Hacker News new | ask | show | jobs
by cesarb 3094 days ago
Given the recently disclosed vulnerabilities, instead of a cryptocurrency miner, it could be a Spectre exploit trying to scan and exfiltrate data from the computer's memory. We might be now at the point where disabling all Javascript for non-HTTPS pages is a good default.
1 comments

Why do HTTPS pages get a pass? Between CDNs and ad networks, there's a ton of code out there. At some point, we decided that a magical protective box could make it okay for random people on the internet to run code on our machines. We keep finding this premise to be flawed, with Applets, and with Flash, and now with Javascript, and we always say "oh, if only we had a better protective box, it would have prevented this specific form of attack". Maybe the premise is flawed. Maybe no box is strong enough. Maybe we should stop running code from websites.
> Maybe we should stop running code from websites.

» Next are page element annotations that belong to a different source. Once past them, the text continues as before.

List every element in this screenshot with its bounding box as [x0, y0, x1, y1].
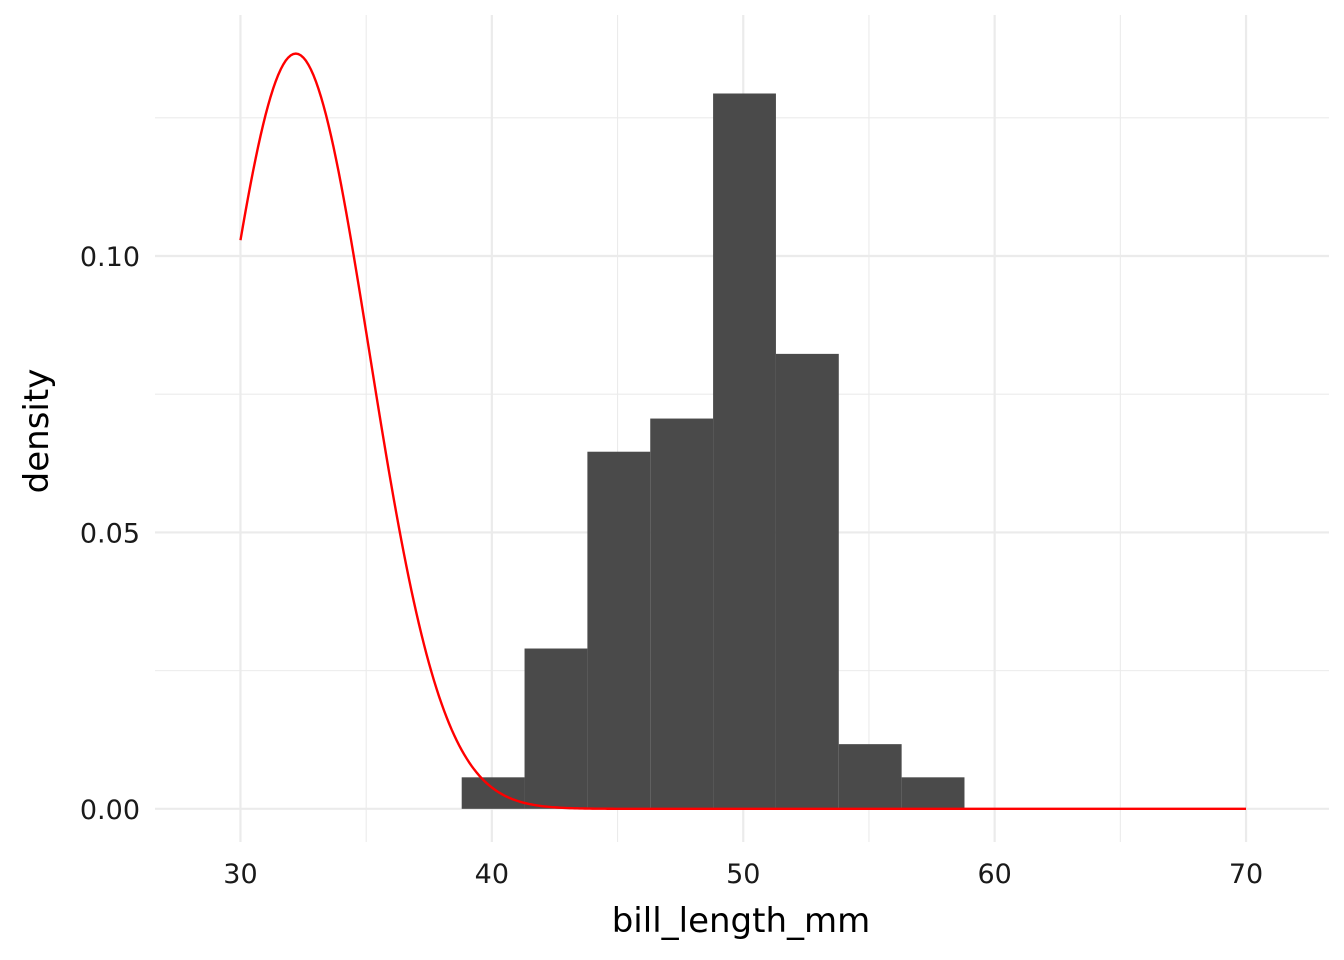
x-axis-tick-labels: 30 40 50 60 70: [223, 859, 1263, 890]
histogram-bar: [587, 451, 651, 809]
y-tick-label: 0.00: [80, 795, 140, 826]
density-curve-layer: [239, 52, 1247, 811]
histogram-bar: [713, 93, 776, 809]
density-curve: [239, 52, 1247, 811]
x-tick-label: 60: [977, 859, 1011, 890]
histogram-bar: [775, 353, 839, 809]
y-tick-label: 0.05: [80, 518, 140, 549]
histogram-bar: [650, 418, 714, 809]
x-tick-label: 70: [1229, 859, 1263, 890]
y-axis-tick-labels: 0.00 0.05 0.10: [80, 242, 140, 826]
histogram-bar: [461, 777, 525, 809]
y-axis-title: density: [17, 369, 57, 494]
histogram-bar: [524, 648, 588, 809]
x-axis-title: bill_length_mm: [612, 901, 871, 941]
y-tick-label: 0.10: [80, 242, 140, 273]
histogram-bar: [838, 744, 902, 809]
histogram-bar: [901, 777, 965, 809]
x-tick-label: 30: [223, 859, 257, 890]
x-tick-label: 40: [475, 859, 509, 890]
histogram-bars: [461, 93, 965, 809]
x-tick-label: 50: [726, 859, 760, 890]
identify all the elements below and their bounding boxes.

Which would mean that even something as simple as an up-vote on a comment would require a full page refresh from the server. The lag would probably kill most social media.

You could be on to something there.

> as simple as an up-vote on a comment would require a full page refresh

There are certainly ways to solve this declaratively.

One of them being making all form submits asynchronous and not reload the entire page. Or the server sends only the bytes that it changes back.